Mas o mesmo estado que reprime o uso das bicicletas elétricas demonstra atitudes a seu favor. Em setembro de 2009, o governador Sérgio Cabral desfilou por ruas do Maracanã, no Dia Mundial Sem Carro, montado no selim de uma delas. Sua assessoria de imprensa admitiu que ele não tinha habilitação para tal, mas alegou que ele não é usuário e que estava fazendo apenas uma demonstração. Em 2010, Cabral publicou um decreto dando isenção fiscal para empresas que montassem fábricas desses veículos no Rio.

A grande questão em torno da bicicleta elétrica é que a legislação ainda é vaga. O veículo não consta do Código de Trânsito Brasileiro (CTB). Uma resolução de maio de 2009 do Conselho Nacional de Trânsito (Contran) o equiparou a ciclomotores. E é nesse texto que o estado se baseia para exigir, por exemplo, uma habilitação semelhante à de motos. O que o Denatran diz, porém, é que seria preciso uma lei municipal para regulamentar a norma federal. E que, enquanto isso não existe, fica tudo proibido. Representante da prefeitura, o subsecretário de Meio Ambiente, Altamirando Moraes, diz, por sua vez, que ao menos por guardas municipais os ciclistas não serão punidos:

— Já há um projeto de lei em tramitação em Brasília para criar uma norma em comum para todo o país. É com uma legislação federal que o problema será resolvido. Não adianta fazermos uma regra aqui no Rio e um município vizinho, da Baixada por exemplo, ter outra. Enquanto isso, consideramos as bicicletas elétricas como comuns, desde que não sejam de alta velocidade, com limite de até 30km/h, como acontece na maior parte dos países da Europa.

Sócio de uma grande revendedora de bicicletas, Bruno Affonso acredita que haja cerca de cinco mil veículos elétricos circulando na cidade do Rio atualmente, com tendência de crescimento. Ele garante que as que vende não passam de 30km/h e espera que o entendimento da prefeitura é que fique valendo:
— Orientamos nossos clientes para que tenham uma postura responsável. Mas será um absurdo, por exemplo, se as bicicletas elétricas forem proibidas de trafegar na ciclovia.

Idealizador da ONG Transporte Ativo, voltada para a difusão do ciclismo, José Lobo diz que a legislação não acompanhou a evolução tecnológica:

— O poder público não acompanhou a velocidade dos equipamentos. Seria importante termos regras porque bicicletas elétricas potentes, que chegam a 50km/h, não devem mesmo andar por ciclovias. Isso não é permitido nem na Europa.

Independentemente da polêmica, uma questão é certa. No caso do ciclista multado no Arpoador, os agentes honraram o velho ditado “faça o que eu digo, não o que eu faço”. O veículo da Operação Lei Seca, que dava apoio à blitz e estava parado na ciclovia, tem nada menos do que nove multas, que incluem excesso de velocidade e avanço de sinal.
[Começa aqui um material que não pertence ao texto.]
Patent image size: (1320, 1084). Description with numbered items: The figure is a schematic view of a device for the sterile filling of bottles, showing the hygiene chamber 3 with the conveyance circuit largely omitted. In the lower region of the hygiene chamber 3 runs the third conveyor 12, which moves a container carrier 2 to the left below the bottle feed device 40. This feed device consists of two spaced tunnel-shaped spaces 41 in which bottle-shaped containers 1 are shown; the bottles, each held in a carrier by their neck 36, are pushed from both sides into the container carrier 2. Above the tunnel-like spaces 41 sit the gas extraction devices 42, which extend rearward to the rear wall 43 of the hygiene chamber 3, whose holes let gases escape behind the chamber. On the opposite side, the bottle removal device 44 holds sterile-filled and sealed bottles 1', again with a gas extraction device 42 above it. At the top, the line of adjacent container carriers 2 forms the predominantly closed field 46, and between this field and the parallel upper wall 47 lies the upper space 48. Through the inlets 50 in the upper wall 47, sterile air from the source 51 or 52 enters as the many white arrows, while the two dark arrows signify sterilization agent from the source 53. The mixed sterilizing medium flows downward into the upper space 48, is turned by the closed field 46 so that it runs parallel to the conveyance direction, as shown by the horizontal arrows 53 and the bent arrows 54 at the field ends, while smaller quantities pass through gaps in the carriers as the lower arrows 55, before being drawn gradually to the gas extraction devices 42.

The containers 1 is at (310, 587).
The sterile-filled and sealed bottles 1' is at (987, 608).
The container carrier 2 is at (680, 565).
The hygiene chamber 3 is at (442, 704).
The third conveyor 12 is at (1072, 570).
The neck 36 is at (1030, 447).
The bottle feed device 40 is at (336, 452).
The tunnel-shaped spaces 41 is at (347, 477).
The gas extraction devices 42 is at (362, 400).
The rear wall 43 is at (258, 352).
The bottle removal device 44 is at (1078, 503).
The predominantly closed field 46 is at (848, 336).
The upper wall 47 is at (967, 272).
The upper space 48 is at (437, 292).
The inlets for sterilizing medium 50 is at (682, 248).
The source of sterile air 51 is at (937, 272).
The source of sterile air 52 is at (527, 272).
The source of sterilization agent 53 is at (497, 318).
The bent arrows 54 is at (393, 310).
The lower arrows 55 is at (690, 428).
Duas delas ainda nem foram pagas. A assessoria de imprensa da Secretaria de Governo informou que o carro não pertence ao estado e está sendo alugado desde novembro de 2011. O órgão também afirmou que o motorista responsável por duas infrações recentes, cometidas em dezembro do ano passado e em fevereiro deste ano, foi demitido. O carro está com o licenciamento em dia.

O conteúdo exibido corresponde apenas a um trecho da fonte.